Ben Chifley’s Pipe
The tobacco pipe shown here is one of many pipes belonging to Ben Chifley in the Chifley Home collection. Some of the finer pipes were presented as official gifts to Ben Chifley as Prime Minister; others may have come as personal gifts from friends and admirers.
This particular pipe, very ordinary in appearance, sits in an ashtray nearby the fireplace in the Dining Room. The teeth marks on the stem suggest it was a favourite pipe, very likely one Ben enjoyed smoking when pottering around the house. Elizabeth Chifley, in an interview for the Women’s Weekly in 1945, said that Ben liked to relax when home in front of the fire with his pipe and newspaper.

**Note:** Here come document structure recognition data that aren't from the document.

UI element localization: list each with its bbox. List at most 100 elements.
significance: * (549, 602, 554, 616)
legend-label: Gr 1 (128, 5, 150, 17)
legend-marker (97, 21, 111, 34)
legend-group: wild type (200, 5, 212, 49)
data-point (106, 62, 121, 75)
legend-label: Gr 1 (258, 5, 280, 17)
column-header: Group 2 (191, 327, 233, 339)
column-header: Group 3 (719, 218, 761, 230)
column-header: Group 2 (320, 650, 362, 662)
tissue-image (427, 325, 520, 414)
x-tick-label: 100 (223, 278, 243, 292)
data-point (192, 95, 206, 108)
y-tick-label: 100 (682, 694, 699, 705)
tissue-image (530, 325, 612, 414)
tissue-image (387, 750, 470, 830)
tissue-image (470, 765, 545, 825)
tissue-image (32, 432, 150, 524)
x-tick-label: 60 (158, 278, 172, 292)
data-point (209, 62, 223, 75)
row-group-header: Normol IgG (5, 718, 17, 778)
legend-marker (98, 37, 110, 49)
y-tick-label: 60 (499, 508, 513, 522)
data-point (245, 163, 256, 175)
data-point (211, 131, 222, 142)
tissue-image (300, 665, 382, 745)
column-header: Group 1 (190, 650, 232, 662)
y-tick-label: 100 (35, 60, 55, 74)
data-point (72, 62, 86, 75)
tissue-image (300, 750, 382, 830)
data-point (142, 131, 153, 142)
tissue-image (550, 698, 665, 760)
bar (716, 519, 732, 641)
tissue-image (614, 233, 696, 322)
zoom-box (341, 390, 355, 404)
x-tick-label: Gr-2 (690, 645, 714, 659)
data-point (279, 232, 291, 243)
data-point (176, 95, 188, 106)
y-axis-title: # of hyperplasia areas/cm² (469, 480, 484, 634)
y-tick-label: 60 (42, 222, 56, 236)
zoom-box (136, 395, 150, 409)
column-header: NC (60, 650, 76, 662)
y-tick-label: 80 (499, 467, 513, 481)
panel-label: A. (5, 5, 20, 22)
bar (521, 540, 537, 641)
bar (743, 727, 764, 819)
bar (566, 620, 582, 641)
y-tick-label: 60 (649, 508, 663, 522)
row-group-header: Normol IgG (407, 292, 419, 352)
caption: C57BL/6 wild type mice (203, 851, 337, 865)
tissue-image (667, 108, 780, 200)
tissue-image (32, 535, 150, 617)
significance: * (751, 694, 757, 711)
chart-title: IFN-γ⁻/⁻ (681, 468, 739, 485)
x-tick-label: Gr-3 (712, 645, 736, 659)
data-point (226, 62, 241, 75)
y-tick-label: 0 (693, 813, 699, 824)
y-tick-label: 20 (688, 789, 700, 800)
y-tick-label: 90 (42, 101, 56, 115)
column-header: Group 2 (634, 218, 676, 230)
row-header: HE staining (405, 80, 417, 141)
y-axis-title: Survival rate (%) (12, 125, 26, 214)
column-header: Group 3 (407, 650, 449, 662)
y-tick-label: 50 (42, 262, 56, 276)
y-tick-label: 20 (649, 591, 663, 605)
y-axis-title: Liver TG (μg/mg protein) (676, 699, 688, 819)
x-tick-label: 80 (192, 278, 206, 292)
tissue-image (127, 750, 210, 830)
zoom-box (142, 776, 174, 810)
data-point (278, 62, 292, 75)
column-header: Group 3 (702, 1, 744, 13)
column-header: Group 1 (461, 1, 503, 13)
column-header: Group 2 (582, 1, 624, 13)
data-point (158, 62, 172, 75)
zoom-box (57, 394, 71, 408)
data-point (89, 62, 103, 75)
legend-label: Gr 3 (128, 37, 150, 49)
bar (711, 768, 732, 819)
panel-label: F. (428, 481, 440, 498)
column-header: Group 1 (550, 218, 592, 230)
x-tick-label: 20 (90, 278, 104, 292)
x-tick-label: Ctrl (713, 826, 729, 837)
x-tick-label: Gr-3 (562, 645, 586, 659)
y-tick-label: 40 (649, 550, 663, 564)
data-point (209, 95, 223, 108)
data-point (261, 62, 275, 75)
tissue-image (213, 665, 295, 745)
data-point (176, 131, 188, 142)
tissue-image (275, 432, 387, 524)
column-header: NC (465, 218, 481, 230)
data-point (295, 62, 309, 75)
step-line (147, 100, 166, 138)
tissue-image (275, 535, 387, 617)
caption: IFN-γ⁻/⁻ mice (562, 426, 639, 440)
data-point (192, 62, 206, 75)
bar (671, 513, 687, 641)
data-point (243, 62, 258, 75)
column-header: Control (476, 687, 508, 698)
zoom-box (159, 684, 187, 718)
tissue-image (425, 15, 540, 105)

Ben Chifley’s pipe was very much his personal trademark. You will often see him shown in photographs and newspaper cartoons holding or smoking his pipe. He is said to have given up cigarettes for a pipe in the 1930s on the suggestion of Frank Oliver, the Abercrombie Shire Clerk. Frank advised Ben, who was then a shire councillor, that smoking a pipe made one look more trustworthy. It proved to be sound advice. Puffing away on his pipe, Ben Chifley became not only instantly recognisable to the public but also presented an image one might readily associate with a favourite uncle, someone familiar and dependable. For many Australians, Ben Chifley’s pipe became a symbol of his character and values.
Chifley also found that his pipe offered an acceptable reason to pause and give thought while pondering a tricky question or request. He would take out his pipe, fill and tamp down the tobacco, light the bowl, draw on the pipe – and then offer his undivided attention to the matter raised. If it was an especially difficult matter, the striking of an extra match or two allowed for a little more time.